“Did you check the VIN?”
“Nope. We figured someone might claim it sooner or later, but nobody has.” He looked at her, “So I got to thinking last night it might be full of dope.”
Hunter stepped closer, put her nose carefully next to the trunk seam and smelled something odd. Not necessarily bad, but odd and she couldn’t place it.
Buddy said, “You got a whiff of that?”
“I smell something, but I’m not sure it’s marijuana. What makes you think it might be drugs?”
“By where the car came from, it had to cross down through the Rio Grande by the old smuggler’s route to get caught in the rise.”
“You didn’t check it right away?”
“It was reported the third day after the flood. Water was still circling around it, and half the roads were flooded. I sniffed the trunk back then, but there was nothing. Now the smell is more like a really bad swamp, right?”
“I’m not sure what it is. Can you pop the trunk?”
“I called a deputy to see about doing just that thing. They have the authority to order it and I won’t get my butt in trouble. Carlo Diaz is coming.”
Ten minutes later, Diaz arrived in a tan Brewster County Sheriff’s Suburban.
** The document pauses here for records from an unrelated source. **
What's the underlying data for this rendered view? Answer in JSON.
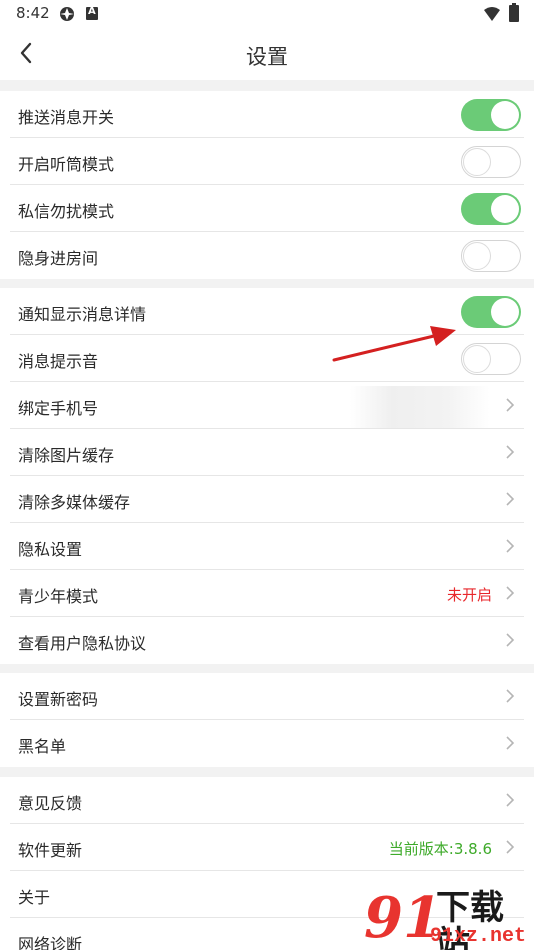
{
  "status_bar": {
    "time": "8:42"
  },
  "header": {
    "title": "设置"
  },
  "groups": [
    {
      "rows": [
        {
          "label": "推送消息开关",
          "toggle": "on"
        },
        {
          "label": "开启听筒模式",
          "toggle": "off"
        },
        {
          "label": "私信勿扰模式",
          "toggle": "on"
        },
        {
          "label": "隐身进房间",
          "toggle": "off"
        }
      ]
    },
    {
      "rows": [
        {
          "label": "通知显示消息详情",
          "toggle": "on"
        },
        {
          "label": "消息提示音",
          "toggle": "off"
        },
        {
          "label": "绑定手机号"
        },
        {
          "label": "清除图片缓存"
        },
        {
          "label": "清除多媒体缓存"
        },
        {
          "label": "隐私设置"
        },
        {
          "label": "青少年模式",
          "value": "未开启"
        },
        {
          "label": "查看用户隐私协议"
        }
      ]
    },
    {
      "rows": [
        {
          "label": "设置新密码"
        },
        {
          "label": "黑名单"
        }
      ]
    },
    {
      "rows": [
        {
          "label": "意见反馈"
        },
        {
          "label": "软件更新",
          "value": "当前版本:3.8.6"
        },
        {
          "label": "关于"
        },
        {
          "label": "网络诊断"
        }
      ]
    }
  ],
  "watermark": {
    "logo_number": "91",
    "title": "下载站",
    "url": "91xz.net"
  },
  "colors": {
    "toggle_on": "#6bcb77",
    "value_red": "#e8272b",
    "value_green": "#3eaa2a",
    "annotation_arrow": "#d42020"
  }
}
Carlo, all bright white teeth in that handsome brown face said, “What have you got, Buddy?”
Buddy gave him a quick history of the car and said, “Can we open it?”
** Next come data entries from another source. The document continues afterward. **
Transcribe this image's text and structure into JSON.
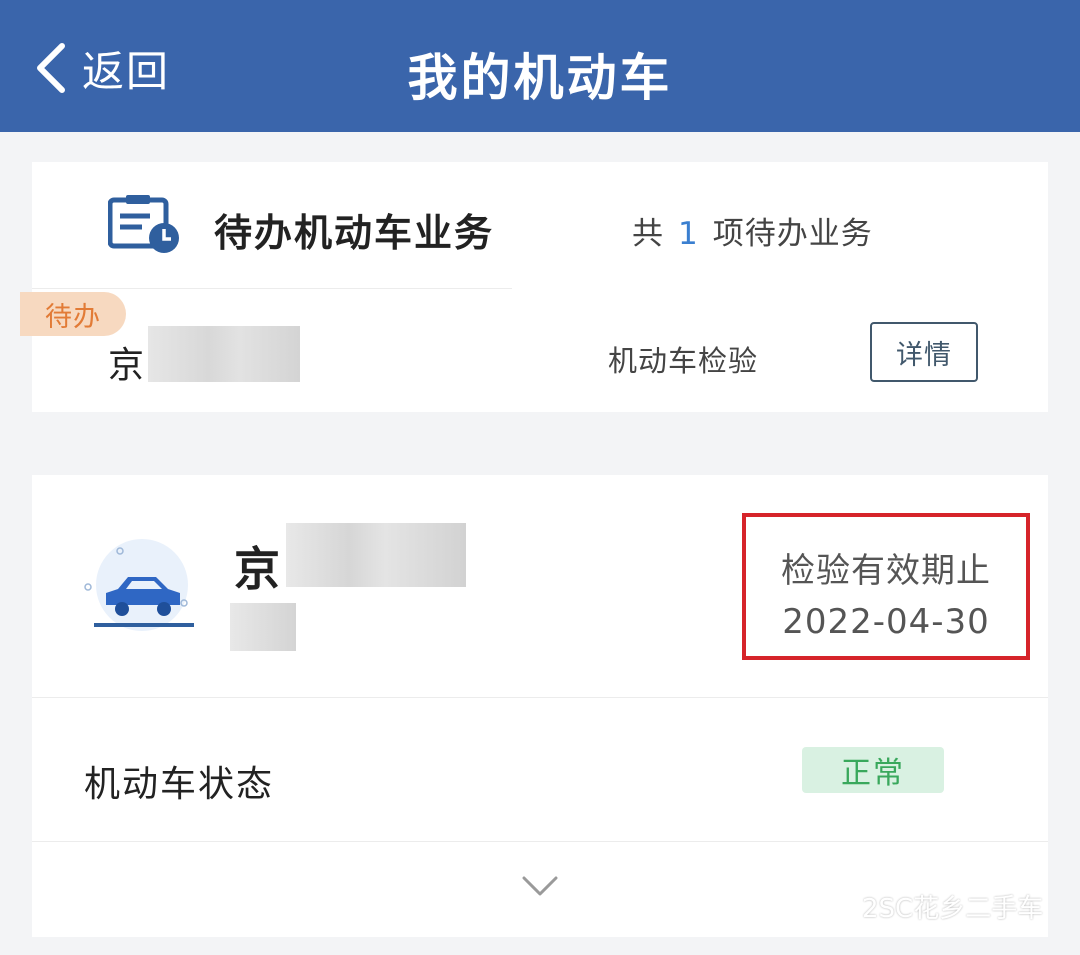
{
  "header": {
    "back_label": "返回",
    "title": "我的机动车",
    "background_color": "#3a65ab"
  },
  "todo_card": {
    "icon": "clipboard-clock-icon",
    "title": "待办机动车业务",
    "summary_prefix": "共",
    "summary_count": "1",
    "summary_suffix": "项待办业务",
    "badge": "待办",
    "plate_prefix": "京",
    "item_type": "机动车检验",
    "detail_button": "详情"
  },
  "vehicle_card": {
    "icon": "car-icon",
    "plate_prefix": "京",
    "inspection_label": "检验有效期止",
    "inspection_date": "2022-04-30",
    "highlight_color": "#d6242a",
    "status_label": "机动车状态",
    "status_value": "正常",
    "expand_icon": "chevron-down-icon"
  },
  "watermark": {
    "icon": "wechat-icon",
    "text": "2SC花乡二手车"
  }
}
Carlo looked at Hunter, “What do you think?”
“We won’t know what’s in it until we do.”
“Buddy, you have some tools?”
“Sure,” he said, “Hunter, can you take me to the shop?”
“Climb in.”
They returned in less than ten minutes and Buddy carried several pry bars and other items to the Ford. Hunter remained a step behind the two men as they checked the trunk seam. Buddy searched it for a weak point, and decided on one corner that lifted slightly higher than the rest of the lid. When he had the bar in place and pried on it, the lid popped with a greasy, sucking sound, and the smell hit them.
Both men jerked their faces fast away as if flames shot out of the trunk, and the deputy vomited on the gravel at his feet. Hunter stepped closer and caught a whiff of the god-awful reek coming from the Ford. Like an abandoned slaughterhouse gone fetid and rotten in the summer heat. Buddy wiped his mouth and his watering eyes, “I’ll have to burn my clothes with this smell on them. Brandi won’t let me inside the house.”
“I didn’t notice that you got any on you.”
“Being that close will be enough. We opened that lid and a cloud of it rolled over us.” He spat on the ground, “I can still taste it.”
He stopped and bent over with his hands on his knees, retching. When he gained control, Buddy righted and said, “This is horrible. Take a look.”
Hunter held her breath. The trunk area was filled with a thick, rancid, greyish soup laced with string-like lines of what resembled fine red threads running through it. A finger-wide, crusty rime of dried material showed all around the trunk’s rim where the lid broke loose when Buddy pried it open. The mix in the bottom looked to be made of thick mucus, or something similar. Hunter turned away and exhaled the held breath and drew in fresh air. “What happened?”
Buddy said, “Like I said, it’s probably an illegal that got smuggled across and hid in the trunk. This Ford was found downriver at a crossing, half covered up in a debris pile of brush and stuff. A deputy said it washed in there during the flood. He spotted it because the trunk reflected the sun, but had a lot of mud on it that didn’t shine, and he got curious.”
“The car’s been here in the lot cooking in the sun for six months?”
“About what we figure,” Buddy said. “Once, over in Sanderson they had something similar and had to use liquid nitrogen to freeze it all, then break it out in chunks to get the evidence because it was like soup.”
Carlo turned away with his phone.
Buddy said, “Would be way better than scooping it out. Hoo-wee, this smell would gag a buzzard.” He glanced at the deputy with a hint of a smile, “Woul
dn’t it, Carlo?” Diaz shot him the finger and drank some water from a plastic bottle.
Hunter said, “I don’t know if you have a body in there, but you sure have a mess.”